The state Public Service Commission says Kentucky Power Company’s agreement to spend $10 million on “vegetation maintenance” across 20 eastern Kentucky counties “was a very important factor” in its acceptance of an agreement granting a 12.5 percent rate increase to the power company.
Kentucky Power said the increased spending will enable it to achieve a four-year cycle in clearing vegetation from near its power lines. The PSC said it intends “to closely monitor the work in the field to gauge the progress being made.”
Following are excerpts from the settlement agreement pertaining to the “vegetation maintenance.”
“The Unanimous Settlement Agreement between Kentucky Power Company and the state Public Service Commission contains three provisions that address distribution system reliability.
First, it locks in a $7,237,965 in ‘test-year’ distribution vegetation management expenditures. Without the agreement, the Company would have been free to shift a portion of those expenditures to other needs if circumstances so required. Second, it provides $10 million annually to fund increased distribution vegetation management work. Combined with the test-year amounts, Kentucky Power’s distribution vegetation management expenditures will be at two and one-third times the test year. Third, the Company is obligated to provide the Commission and the Attorney General annually with a circuit-by-circuit work plan prior to beginning each year’s work, and a circuit-by-circuit report of the work actually performed after the completion of each year’s.
The Plan and subsequent Report will enable the Commission Staff and the Attorney General to monitor the Company’s distribution vegetation management efforts, and to measure the results achieved against its plans. The Plan and Report are in addition to other reliability reports Kentucky Power is currently providing the Commission.
Although the reduced funding amounts under the Unanimous Settlement Agreement mean it will take the Company longer to achieve the four-year trim cycle than it would if the full ‘as filed’ Distribution Vegetation Management Initiative were implemented, Kentucky Power still projects it can reach a four-year trim cycle under the Unanimous Settlement Agreement in seven years instead of the five years under (an original plan filed in March).
Once the four-year trim cycle is achieved, Kentucky Power projects, as it did under the ‘as-filed’ plan, a 47 percent decrease in tree-caused sustained outages.’ This alone should have a significant impact on Kentucky Power’s distribution system reliability in light of the fact that tree-related outages are the largest single cause of service interruptions.’ In addition, it will allow faster restoration of service after storms.

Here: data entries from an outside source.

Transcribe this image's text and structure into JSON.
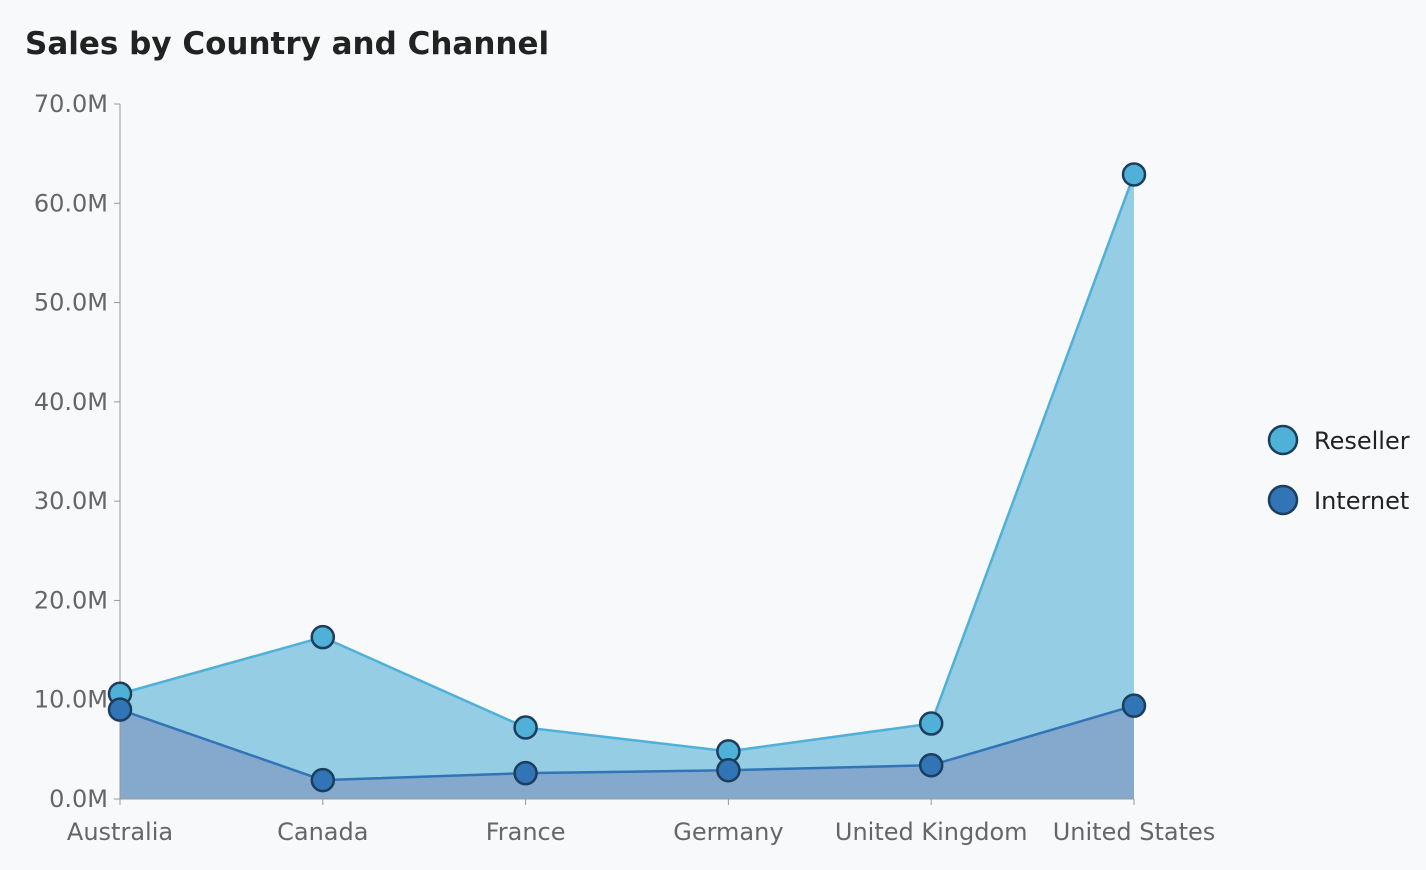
{
  "chart_data": {
    "type": "area",
    "title": "Sales by Country and Channel",
    "xlabel": "",
    "ylabel": "",
    "categories": [
      "Australia",
      "Canada",
      "France",
      "Germany",
      "United Kingdom",
      "United States"
    ],
    "ylim": [
      0,
      70000000
    ],
    "yticks": [
      0,
      10000000,
      20000000,
      30000000,
      40000000,
      50000000,
      60000000,
      70000000
    ],
    "ytick_labels": [
      "0.0M",
      "10.0M",
      "20.0M",
      "30.0M",
      "40.0M",
      "50.0M",
      "60.0M",
      "70.0M"
    ],
    "stacked": false,
    "grid": false,
    "legend_position": "right",
    "series": [
      {
        "name": "Reseller",
        "values": [
          10600000,
          16300000,
          7200000,
          4800000,
          7600000,
          62900000
        ],
        "color": "#4fb0d8",
        "fill": "#94cde4"
      },
      {
        "name": "Internet",
        "values": [
          9000000,
          1900000,
          2600000,
          2900000,
          3400000,
          9400000
        ],
        "color": "#3175b6",
        "fill": "#84a9cd"
      }
    ],
    "marker_stroke": "#1d3d5c"
  }
}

In the initial implementation of the Distribution Vegetation Management Plan, Kentucky Power will perform the work calculated to have the largest immediate effect on improving distribution system reliability.’ In particular, Kentucky Power will focus on many of the 2009 worstperforming circuits, as well as circuits with large number of customers. As early as the first six months of the increased spending, the Company expects to expand its distribution vegetation management efforts substantially:
• Approximately 1,257 miles of distribution line will be re-cleared by manual trimming, mechanical trimming and herbicide treatment during the six months ended December 31, 2010. This is 851miles more than the 406 miles planned for the second half of 2010 in the absence of the increased reliability funding.
• The Distribution Vegetation Management contract crew complement will be expanded from 71 existing crews to 91 crews (60 Asplundh new hires). Twelve experienced contract crews will be brought in from other locations for three months of work.
• An aerial saw will be utilized to trim 90 miles of distribution line. No aerial saw work was in the original 2010 work plan. The use of an aerial saw allows re-clearing in the most inaccessible areas and helps resolve tree overhang problem.
• Herbicide application will be increased from the 182 miles in the original plan for the second half of the year to 600 miles.
• Three contract foresters will be employed to assist the Company’s foresters in planning and monitoring the work performed.
• Planned overtime work of 80 hours per Asplundh crew will be performed.
As a result of this expanded work, Kentucky Power ‘customers will recognize the power quality and reliability benefits (from the vegetation management work) immediately once the work has been completed on their circuit.
In the context of this settlement, the commitment by Kentucky Power under the Unanimous Settlement Agreement to spend $17.237 million annually on Distribution Vegetation, $10 million of which is to be funded by the increased rates, properly balances the need for signifi- cantly increased funding for reliability work against the competing need to limit the impact of increased rates on customers.
By focusing the effort on distribution vegetation management, the parties agreed to deploy the increased funding where it could have the greatest immediate effect on reliability.
In sum, the Distribution Vegetation Management provisions of the Unanimous Settlement permit the Company to significantly strengthen its efforts to increase the reliability of the distribution system, albeit at a slower rate, without unduly burdening Kentucky Power’s customers.”